Political Risk and the Trial of Roy Bennett
Zimbabwe’s attorney general today claimed that the state would move to have its key witness in the terrorism trial of an ally of Prime Minister Morgan Tsvangirai impeached for giving contradicting evidence.
The trial of Roy Bennett -who astonishingly faces a possible death sentence on charges of illegal possession of arms for purposes of committing terrorism, banditry and sabotage -resumed with chief state witness Peter Hitschmann testifying.
Bennett, treasurer-general in Tsvangirai’s Movement for Democratic Change (MDC), has repeatedly denied the charges and accuses President Robert Mugabe’s ZANU-PF party of political persecution and trying to stop him from taking up the post of deputy agriculture minister.
This is the latest chapter in what many are referring to as the ‘Roy Bennett Saga’, an affair which has paralyzed democracy in the nation, continued to stifle foreign investment, divide the citizenry and further the Mugabe doctrine. Mr Bennett is hated by the top echelon of Mr Mugabe’s Zanu (PF) party, particularly the powerful coterie of military men close to the President, because he is a former white farmer and an ex-member of the Rhodesian security forces – and because he is popular with many black Zimbabweans. His command of the Shona language and knowledge of their customs means that they regard him as one of their own.
The political turbulence reached a fever pitch recently, when controversial legislator Jonathan Moyo stated that “to swear MDC treasurer-general Roy Bennett, into Zimbabwe’s unity government would be akin to having a former NAZI infantryman serving as a deputy Minister of Justice in Israel today”.
Moyo, once the Minister of Information and Publicity in President Robert Mugabe’s government, became Zimbabwe’s only independent Member of Parliament until he was recently allowed to re-join Zanu-PF, the party that booted him out in 2005.
Moyo said the MDC’s choice of Bennett as deputy Minister of Agriculture was “deeply provocative and treacherous”.
Today, Hitschmann, 49, a former police officer and arms dealer, disowned some of the weapons attributed to him by the state as well as e-mail print-outs purportedly showing communication between him and Bennett.
The state says Hitschmann is an accomplice witness and its case hinges on confessions said to have been made by the arms trader implicating Bennett in 2006.
Hitschmann has disowned the confessions, including a video recording, saying he was tortured to make the statements.
Attorney General Johannes Tomana told High Court judge Chinembiri Bhunu that Hitschmann’s testimony was different from statements he made on his arrest, implicating Bennett, and would move to have him impeached by the court.
Political stability hinges on the outcome of the Roy Bennett trial.

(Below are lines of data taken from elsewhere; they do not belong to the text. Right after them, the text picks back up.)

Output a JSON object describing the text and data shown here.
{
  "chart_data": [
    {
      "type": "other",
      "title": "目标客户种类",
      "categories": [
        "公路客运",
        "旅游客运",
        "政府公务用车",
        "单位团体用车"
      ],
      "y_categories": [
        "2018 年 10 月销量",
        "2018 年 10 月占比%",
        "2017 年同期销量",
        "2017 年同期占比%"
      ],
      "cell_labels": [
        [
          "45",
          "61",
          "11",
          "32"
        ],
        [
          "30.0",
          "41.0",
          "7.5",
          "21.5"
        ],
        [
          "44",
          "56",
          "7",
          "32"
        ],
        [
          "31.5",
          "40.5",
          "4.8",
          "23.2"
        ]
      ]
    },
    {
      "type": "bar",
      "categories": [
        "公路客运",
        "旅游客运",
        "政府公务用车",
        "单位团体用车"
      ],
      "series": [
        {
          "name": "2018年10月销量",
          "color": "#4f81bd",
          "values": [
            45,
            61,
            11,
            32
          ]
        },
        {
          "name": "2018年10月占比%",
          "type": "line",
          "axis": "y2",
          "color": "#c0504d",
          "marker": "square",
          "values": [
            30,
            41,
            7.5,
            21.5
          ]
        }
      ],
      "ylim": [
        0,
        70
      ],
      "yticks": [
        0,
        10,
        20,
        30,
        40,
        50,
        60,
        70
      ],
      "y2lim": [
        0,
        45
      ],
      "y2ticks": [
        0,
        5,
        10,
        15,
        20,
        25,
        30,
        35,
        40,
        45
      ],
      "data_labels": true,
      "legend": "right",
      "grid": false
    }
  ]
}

We must all hope the courts find Mr. Bennett not guilty, have him return to the ranks of the Movement for Democratic Change and see some of the same fire from the party that brought them toe-to-toe with the oppressive Zanu-PF in the first place, those few years ago. It is only due to their interference and the Prime Minister’s touting Zimbabwe as on the rise to western leaders that we have seen positive change to the region and only through a fair and just court can Zimbabwe truly gain tangible ground democratically.